Sample Citrix Security Policy Planning Questions Ready to Send

Application Owner,

We are working to further secure our Citrix deployment and want to understand what you need to do your job each day outside of just keyboard and mouse inputs. Through this questionnaire, we hope to ensure we are giving you and your team that you need to work, but putting in place reasonable controls to help keep our environment secure. With the ever-changing cyber security landscape, we need to do what we can to protect our company and your applications. Please fill this out and return it to us. We may schedule a follow up meeting.

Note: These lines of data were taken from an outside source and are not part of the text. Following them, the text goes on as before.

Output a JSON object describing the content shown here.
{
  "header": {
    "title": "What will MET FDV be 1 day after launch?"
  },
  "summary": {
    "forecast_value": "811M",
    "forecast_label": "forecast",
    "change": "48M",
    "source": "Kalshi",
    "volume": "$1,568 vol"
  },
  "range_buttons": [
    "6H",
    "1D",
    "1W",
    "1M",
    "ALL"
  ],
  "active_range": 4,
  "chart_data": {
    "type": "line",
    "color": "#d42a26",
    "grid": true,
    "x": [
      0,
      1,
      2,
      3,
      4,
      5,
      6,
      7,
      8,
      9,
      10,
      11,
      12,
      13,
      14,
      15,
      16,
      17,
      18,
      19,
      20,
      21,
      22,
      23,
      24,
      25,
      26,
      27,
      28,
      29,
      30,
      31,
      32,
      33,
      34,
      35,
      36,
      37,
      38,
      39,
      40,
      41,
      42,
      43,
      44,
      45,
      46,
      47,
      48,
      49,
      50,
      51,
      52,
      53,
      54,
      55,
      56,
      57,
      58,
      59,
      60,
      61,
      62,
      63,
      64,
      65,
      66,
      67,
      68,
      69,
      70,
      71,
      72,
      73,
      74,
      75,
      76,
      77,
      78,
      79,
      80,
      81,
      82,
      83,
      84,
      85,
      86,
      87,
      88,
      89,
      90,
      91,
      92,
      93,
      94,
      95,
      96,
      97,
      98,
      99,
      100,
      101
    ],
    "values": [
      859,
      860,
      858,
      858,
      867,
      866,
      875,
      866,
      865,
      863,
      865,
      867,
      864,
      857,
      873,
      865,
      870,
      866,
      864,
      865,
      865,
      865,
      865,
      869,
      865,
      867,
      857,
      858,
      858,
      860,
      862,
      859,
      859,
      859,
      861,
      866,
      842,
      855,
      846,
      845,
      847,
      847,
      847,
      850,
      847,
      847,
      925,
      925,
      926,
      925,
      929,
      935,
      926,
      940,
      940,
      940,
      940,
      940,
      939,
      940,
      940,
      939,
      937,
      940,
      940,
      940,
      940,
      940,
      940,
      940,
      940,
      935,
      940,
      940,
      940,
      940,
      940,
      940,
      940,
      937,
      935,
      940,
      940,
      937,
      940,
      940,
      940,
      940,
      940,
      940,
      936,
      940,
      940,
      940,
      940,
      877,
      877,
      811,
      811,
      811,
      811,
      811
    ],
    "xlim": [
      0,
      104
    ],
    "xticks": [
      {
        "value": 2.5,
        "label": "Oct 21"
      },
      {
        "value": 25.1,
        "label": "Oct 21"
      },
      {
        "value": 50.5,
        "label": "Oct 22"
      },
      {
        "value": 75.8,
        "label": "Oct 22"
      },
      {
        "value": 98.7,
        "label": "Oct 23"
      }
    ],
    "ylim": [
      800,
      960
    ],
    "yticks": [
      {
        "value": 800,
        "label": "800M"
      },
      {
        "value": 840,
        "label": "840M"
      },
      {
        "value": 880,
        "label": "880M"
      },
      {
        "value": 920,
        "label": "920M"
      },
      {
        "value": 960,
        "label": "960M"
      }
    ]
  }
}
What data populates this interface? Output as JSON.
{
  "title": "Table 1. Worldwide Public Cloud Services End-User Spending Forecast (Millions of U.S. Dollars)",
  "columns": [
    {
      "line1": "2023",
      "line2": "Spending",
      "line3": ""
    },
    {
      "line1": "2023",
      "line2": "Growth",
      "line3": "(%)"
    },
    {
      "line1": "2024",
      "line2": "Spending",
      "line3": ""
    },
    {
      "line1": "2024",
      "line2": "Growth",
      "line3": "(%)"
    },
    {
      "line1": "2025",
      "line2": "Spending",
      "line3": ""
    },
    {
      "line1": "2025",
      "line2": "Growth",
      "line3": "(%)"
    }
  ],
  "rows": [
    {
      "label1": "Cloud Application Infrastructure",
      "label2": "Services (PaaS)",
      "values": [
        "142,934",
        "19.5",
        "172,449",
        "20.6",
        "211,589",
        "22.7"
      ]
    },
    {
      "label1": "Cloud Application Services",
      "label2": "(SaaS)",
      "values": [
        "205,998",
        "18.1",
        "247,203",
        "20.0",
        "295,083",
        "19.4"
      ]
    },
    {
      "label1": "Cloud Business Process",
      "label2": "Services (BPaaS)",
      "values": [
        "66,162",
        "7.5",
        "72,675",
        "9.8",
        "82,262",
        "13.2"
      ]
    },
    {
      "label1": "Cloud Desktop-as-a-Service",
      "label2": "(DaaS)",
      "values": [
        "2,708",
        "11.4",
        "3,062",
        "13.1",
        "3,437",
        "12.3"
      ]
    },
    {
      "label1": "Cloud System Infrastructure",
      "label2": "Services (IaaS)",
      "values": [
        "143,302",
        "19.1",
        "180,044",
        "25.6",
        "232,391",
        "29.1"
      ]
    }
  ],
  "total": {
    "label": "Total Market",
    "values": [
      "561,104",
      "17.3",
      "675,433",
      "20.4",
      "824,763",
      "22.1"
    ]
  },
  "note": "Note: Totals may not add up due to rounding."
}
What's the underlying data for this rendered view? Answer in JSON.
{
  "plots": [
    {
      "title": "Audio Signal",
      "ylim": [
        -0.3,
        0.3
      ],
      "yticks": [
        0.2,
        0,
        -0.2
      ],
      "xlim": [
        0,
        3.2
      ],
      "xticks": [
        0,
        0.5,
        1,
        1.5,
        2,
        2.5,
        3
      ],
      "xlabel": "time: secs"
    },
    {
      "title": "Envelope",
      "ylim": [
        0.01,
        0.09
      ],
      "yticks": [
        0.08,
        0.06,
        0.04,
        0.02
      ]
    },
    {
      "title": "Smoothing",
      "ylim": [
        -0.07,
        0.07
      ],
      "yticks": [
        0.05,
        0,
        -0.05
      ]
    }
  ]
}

What do you need outside of the beyond just your keyboard and mouse in Application X/Desktop Y?
Do you need to copy and paste things in and or out of Application X/Desktop Y?
1. Just Text?
2. Within the Session?
3. Just out of the Session?
4. Just into the Session?
Do you need to Copy\Move anything from your computers drive into or out of Application X/Desktop Y?
1. Fixed Drives
  1. Local Drives on the Computer they are logging in from. (C Drive)
2. Network Drives
  1. Network Drives that are mapped on their local computer.
3. Removable Media (Memory Cards or USB Drives)
4. Optical
5. Floppies
Do you have to use any USB devices with Application X/Desktop Y?
Do you need to Print?
Do you have any old School LPT Printers (Weird Plug with Pins?)
Do you have any COM Devices (Serial? Weird Plug with Pins?)
Do you need a Microphone in Application X/Desktop Y?
Do you need Audio in Application X/Desktop Y?